Lorsque j’ai entendu parler d’une « fabrique à terre » pour reconstituer de la terre fertile sur le site de la friche du marché-gare à Lyon, j’ai tout de suite pensé que ce terrain d’expérimentation serait le lieu du film. Il y avait là réunis : un vieux sol dégradé - symbole des dégâts causés par l’industrialisation -, une proposition de réparation et une équipe d’aménageurs et de chercheurs qui regarde sous ses pieds avec la conscience que les lignes doivent bouger. Au coeur de leur réflexion, une question centrale : comment répondre à la demande croissante de végétalisation des villes sans prélever la terre fertile des campagnes ?

 

Plusieurs manières de faire sont expérimentées sur le terrain de la «fabrique à terre». Le principe premier est simple : il s’agit de récupérer des terres non fertiles (des limons provenant de chantiers conduits sur le territoire de la métropole lyonnaise), de prendre le temps de les faire « maturer » grâce à l’ajout de compost et au semis de plantes, puis de les utiliser pour planter les arbres du bois. J’ai pris le parti de rester centrée sur une des manières d’expérimenter la reconstitution de terres fertiles : la disposition de la terre sous forme d’andains.

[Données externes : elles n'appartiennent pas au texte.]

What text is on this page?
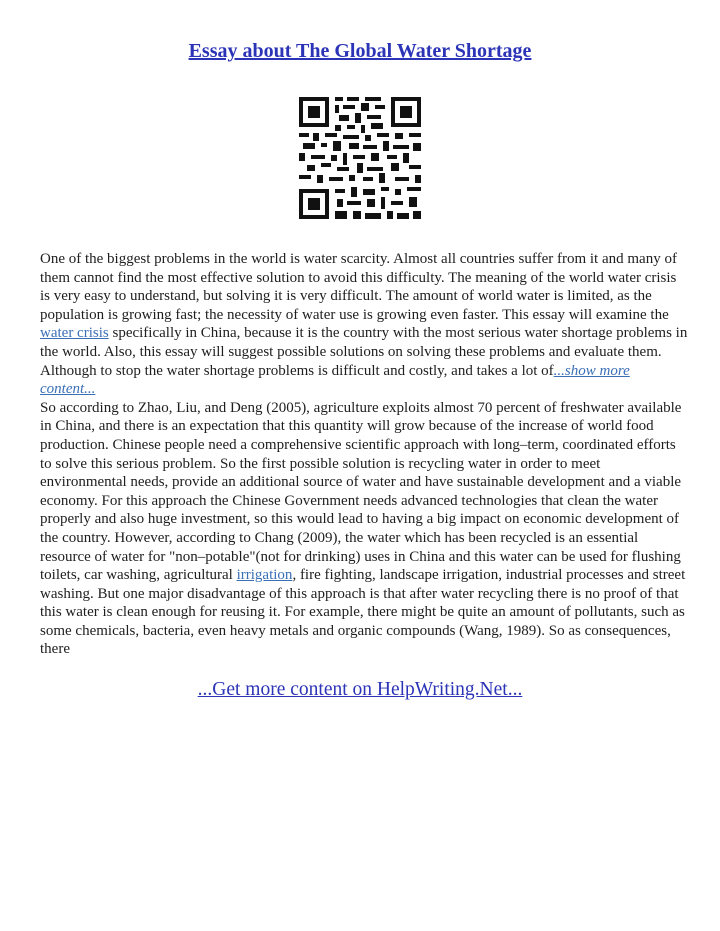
Essay about The Global Water Shortage

One of the biggest problems in the world is water scarcity. Almost all countries suffer from it and many of them cannot find the most effective solution to avoid this difficulty. The meaning of the world water crisis is very easy to understand, but solving it is very difficult. The amount of world water is limited, as the population is growing fast; the necessity of water use is growing even faster. This essay will examine the water crisis specifically in China, because it is the country with the most serious water shortage problems in the world. Also, this essay will suggest possible solutions on solving these problems and evaluate them. Although to stop the water shortage problems is difficult and costly, and takes a lot of...show more content...

So according to Zhao, Liu, and Deng (2005), agriculture exploits almost 70 percent of freshwater available in China, and there is an expectation that this quantity will grow because of the increase of world food production. Chinese people need a comprehensive scientific approach with long–term, coordinated efforts to solve this serious problem. So the first possible solution is recycling water in order to meet environmental needs, provide an additional source of water and have sustainable development and a viable economy. For this approach the Chinese Government needs advanced technologies that clean the water properly and also huge investment, so this would lead to having a big impact on economic development of the country. However, according to Chang (2009), the water which has been recycled is an essential resource of water for "non–potable"(not for drinking) uses in China and this water can be used for flushing toilets, car washing, agricultural irrigation, fire fighting, landscape irrigation, industrial processes and street washing. But one major disadvantage of this approach is that after water recycling there is no proof of that this water is clean enough for reusing it. For example, there might be quite an amount of pollutants, such as some chemicals, bacteria, even heavy metals and organic compounds (Wang, 1989). So as consequences, there

...Get more content on HelpWriting.Net...
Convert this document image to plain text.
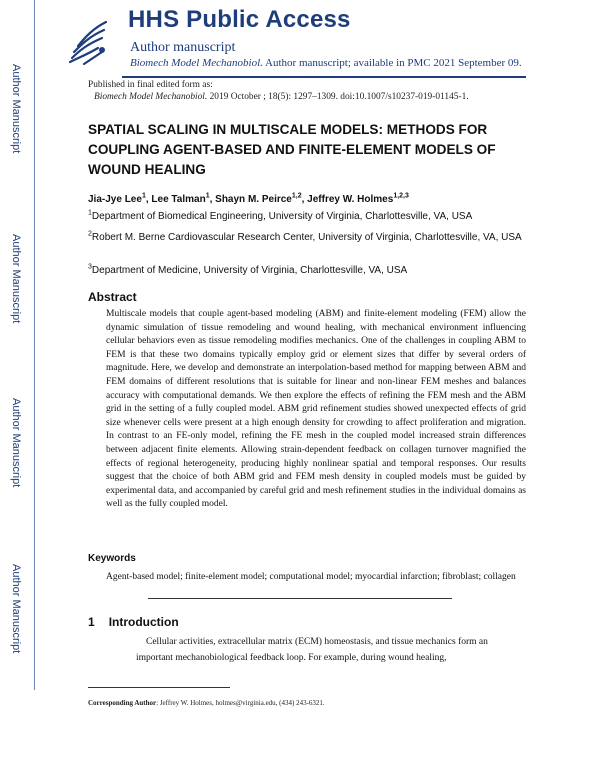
Author Manuscript
Author Manuscript
Author Manuscript
Author Manuscript
HHS Public Access
Author manuscript
Biomech Model Mechanobiol. Author manuscript; available in PMC 2021 September 09.
Published in final edited form as:
Biomech Model Mechanobiol. 2019 October ; 18(5): 1297–1309. doi:10.1007/s10237-019-01145-1.
SPATIAL SCALING IN MULTISCALE MODELS: METHODS FOR COUPLING AGENT-BASED AND FINITE-ELEMENT MODELS OF WOUND HEALING
Jia-Jye Lee$^1$, Lee Talman$^1$, Shayn M. Peirce$^{1,2}$, Jeffrey W. Holmes$^{1,2,3}$
$^1$Department of Biomedical Engineering, University of Virginia, Charlottesville, VA, USA
$^2$Robert M. Berne Cardiovascular Research Center, University of Virginia, Charlottesville, VA, USA
$^3$Department of Medicine, University of Virginia, Charlottesville, VA, USA
Abstract
Multiscale models that couple agent-based modeling (ABM) and finite-element modeling (FEM) allow the dynamic simulation of tissue remodeling and wound healing, with mechanical environment influencing cellular behaviors even as tissue remodeling modifies mechanics. One of the challenges in coupling ABM to FEM is that these two domains typically employ grid or element sizes that differ by several orders of magnitude. Here, we develop and demonstrate an interpolation-based method for mapping between ABM and FEM domains of different resolutions that is suitable for linear and non-linear FEM meshes and balances accuracy with computational demands. We then explore the effects of refining the FEM mesh and the ABM grid in the setting of a fully coupled model. ABM grid refinement studies showed unexpected effects of grid size whenever cells were present at a high enough density for crowding to affect proliferation and migration. In contrast to an FE-only model, refining the FE mesh in the coupled model increased strain differences between adjacent finite elements. Allowing strain-dependent feedback on collagen turnover magnified the effects of regional heterogeneity, producing highly nonlinear spatial and temporal responses. Our results suggest that the choice of both ABM grid and FEM mesh density in coupled models must be guided by experimental data, and accompanied by careful grid and mesh refinement studies in the individual domains as well as the fully coupled model.
Keywords
Agent-based model; finite-element model; computational model; myocardial infarction; fibroblast; collagen
1 Introduction
Cellular activities, extracellular matrix (ECM) homeostasis, and tissue mechanics form an important mechanobiological feedback loop. For example, during wound healing,
Corresponding Author: Jeffrey W. Holmes, holmes@virginia.edu, (434) 243-6321.
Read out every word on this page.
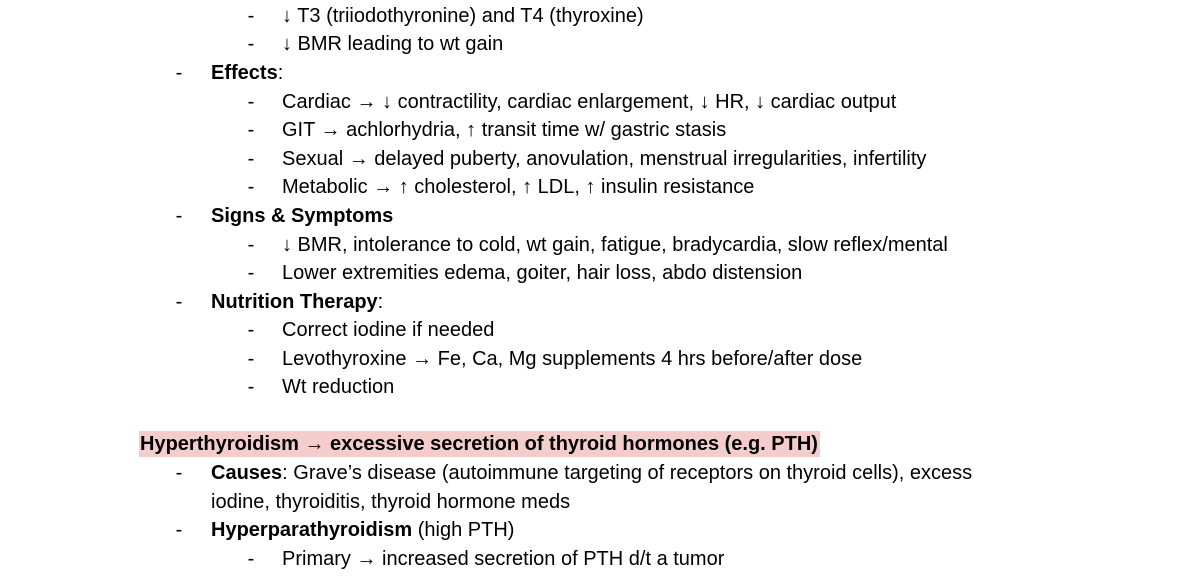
- ↓ T3 (triiodothyronine) and T4 (thyroxine)
- ↓ BMR leading to wt gain
- Effects:
- Cardiac → ↓ contractility, cardiac enlargement, ↓ HR, ↓ cardiac output
- GIT → achlorhydria, ↑ transit time w/ gastric stasis
- Sexual → delayed puberty, anovulation, menstrual irregularities, infertility
- Metabolic → ↑ cholesterol, ↑ LDL, ↑ insulin resistance
- Signs & Symptoms
- ↓ BMR, intolerance to cold, wt gain, fatigue, bradycardia, slow reflex/mental
- Lower extremities edema, goiter, hair loss, abdo distension
- Nutrition Therapy:
- Correct iodine if needed
- Levothyroxine → Fe, Ca, Mg supplements 4 hrs before/after dose
- Wt reduction
Hyperthyroidism → excessive secretion of thyroid hormones (e.g. PTH)
- Causes: Grave’s disease (autoimmune targeting of receptors on thyroid cells), excess
iodine, thyroiditis, thyroid hormone meds
- Hyperparathyroidism (high PTH)
- Primary → increased secretion of PTH d/t a tumor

Je suis partie caméra au poing dès le début des expérimentations en 2018. J’ai assisté aux ballets des tractopelles déplaçant la terre, observé les transformations de l’espace, l’arrivée des insectes, les fleurs, etc..., échangé avec les concepteurs (urbanistes, paysagistes), suivi l’entreprise d’espaces verts, les chercheurs en microbiologie, les ingénieurs en agronomie dans leur travail. J’ai vu dans ce croisement de disciplines et de compétences, relativement inhabituel dans le domaine de l’aménagement, une nouveauté dans la conception de l’espace urbain : la volonté de prise en compte de différentes formes du vivant, d’autres manières d’être, d’autres richesses, d’autres relations que celles induites par une croissance à tout va. 

 

Petit à petit, le repérage filmé s’est transformé en «des manières d’arpenter» pour dessiner un mouvement vers le sol. C’est ce mouvement que j’ai voulu restituer dans le film en mêlant horizontalité et verticalité, matières et surface planes, plans larges et gros plans, brouhaha de la ville et vent dans les feuilles. La musique joue également un rôle important dans ce mouvement. Tout d’abord dans une première phase, l’idée a été de tisser des liens par le biais de la musique avec les habitants du quartier. Le Grand Larsen, un collectif de musiciens et pédagogues, a porté l’initiative en invitant les habitants par un appel à participation à constituer un orchestre de quartier pour créer et jouer la musique du film. L’Orchestre de Génériques, intitulé ainsi par ses initiateurs Greg Gilg et Mocke, a regroupé seize personnes de tous âges et de tous horizons.  Ils se sont retrouvés régulièrement sur le site même de l’ancien marché-gare (algéco de chantier et locaux de la SPL)  pour répéter puis enregistrer la musique du film. Le résultat de ce travail singulier est le rôle jouée par la musique dans la narration : elle contribue à  la dimension organique et poétique du récit.